= Luca Pignatelli =

Italian artist (born 1962)

Luca Pignatelli (born 22 June 1962) is an Italian artist.

== Biography ==

Luca Pignatelli was born in 1962 in Milan, where he currently lives and works in a home-studio, self-designed and based on a former industrial building.

His work focuses on a constant process of gathering, recovery and elaboration of history and art. He combines and reworks a wide iconographic archive of universal images, both abstract and figurative, from antique and contemporary scenes, defined by art criticism as "Theatre of memory".

Since the beginning of his artistic career, in 1987, Pignatelli has painted his now-famous Roman and Greek statues, classical heads of Aphrodite and Diana, mythological figures of gods, heroes and emperors, besides skylines of New York skyscrapers, Renaissance squares, Alpine landscapes and icons of modernity such as Second-World-War airplanes, ocean-liners and steam trains.

Luca Pignatelli's artistic journey is underpinned by his own fascination and exploration of archaeology and mythology. (...) From the faces of Attic statues to a Sixties Ferrari (...) Pignatelli could have been a film-maker, but he is an artist of material things".

Pignatelli is also renowned for his research and use of railway wagon tarpaulins, woods, papers, metals and rugs: diverse and recovered materials which he reworks through tears, cuts and stitching.

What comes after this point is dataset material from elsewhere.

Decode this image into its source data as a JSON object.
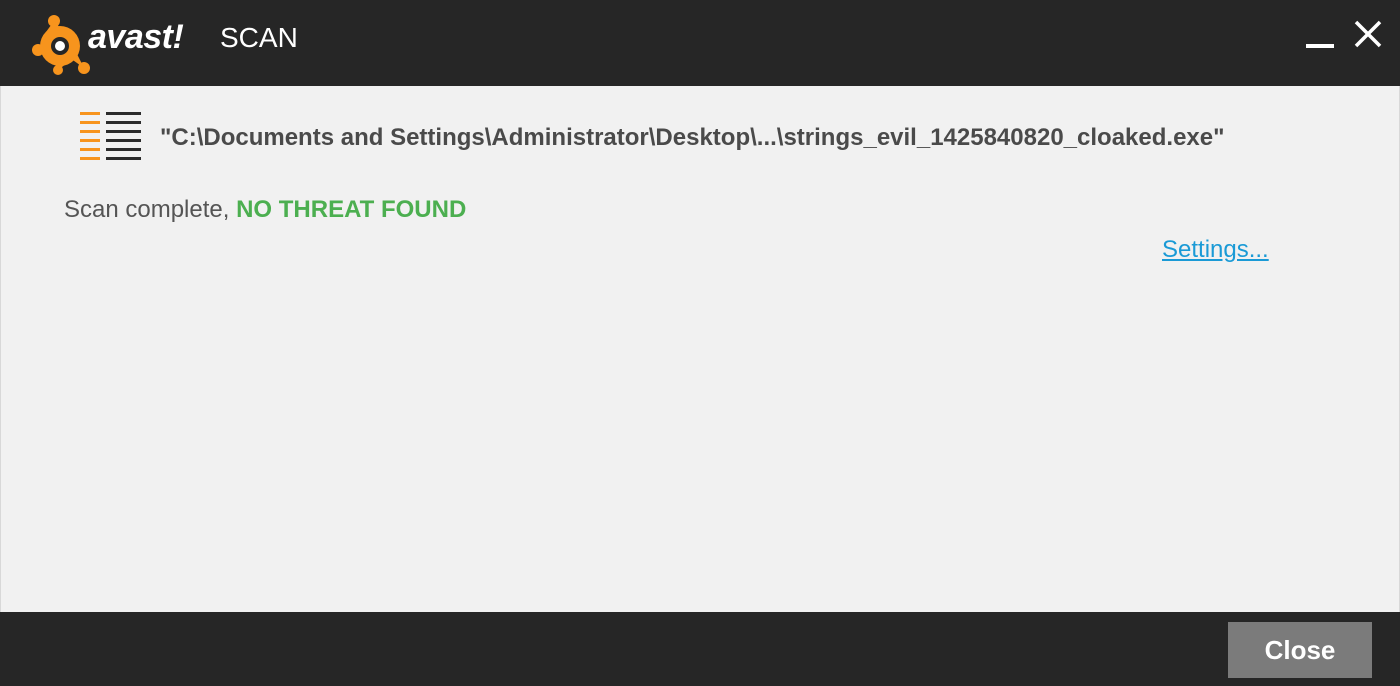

Since the Eighties he has become firmly established and his work has been exhibited in Italy and internationally, hosted by prestigious museums, showcasing large-scale paintings and site-specific installations.

Among his exhibitions we cite: in 2009, his solo show "Atlantis" at Musée d’Art Modern et Contemporain in Nice and the participation to the Italian Pavilion at the 53rd Venice Biennale. In 2011, his works were exhibited in Rome at the National Institute for Graphic Art.

In 2014 the Capodimonte Museum in Naples hosted his show titled "Luca Pignatelli", resulting in the donation of the large-scale painting Pompei to the permanent contemporary art collection of the museum. The Uffizi Gallery in Florence hosted "Migrants" in the Vasari Corridor in 2015.

Most recently, after John Currin's and Glenn Brown's monographic retrospectives, Bardini Museum in Florence hosted "Senza Data", a breakthrough exhibition specifically conceived for the halls of the museum.

Through the decades the artist has received a wide recognition from the art world and respected critics have written about his artworks, including Donald Kuspit, Achille Bonito Oliva, Sergio Risaliti, Carlo Arturo Quintavalle, Marina Fokidis.

== Work ==
Pignatelli's imagination feeds on antiquities, nature, and the connection between the concepts of Time and History. While his first production conveyed the perception of a looming menace, of the quiet moment announcing a disaster, his later work is often characterized by a sense of universality and a more complex historical reflection.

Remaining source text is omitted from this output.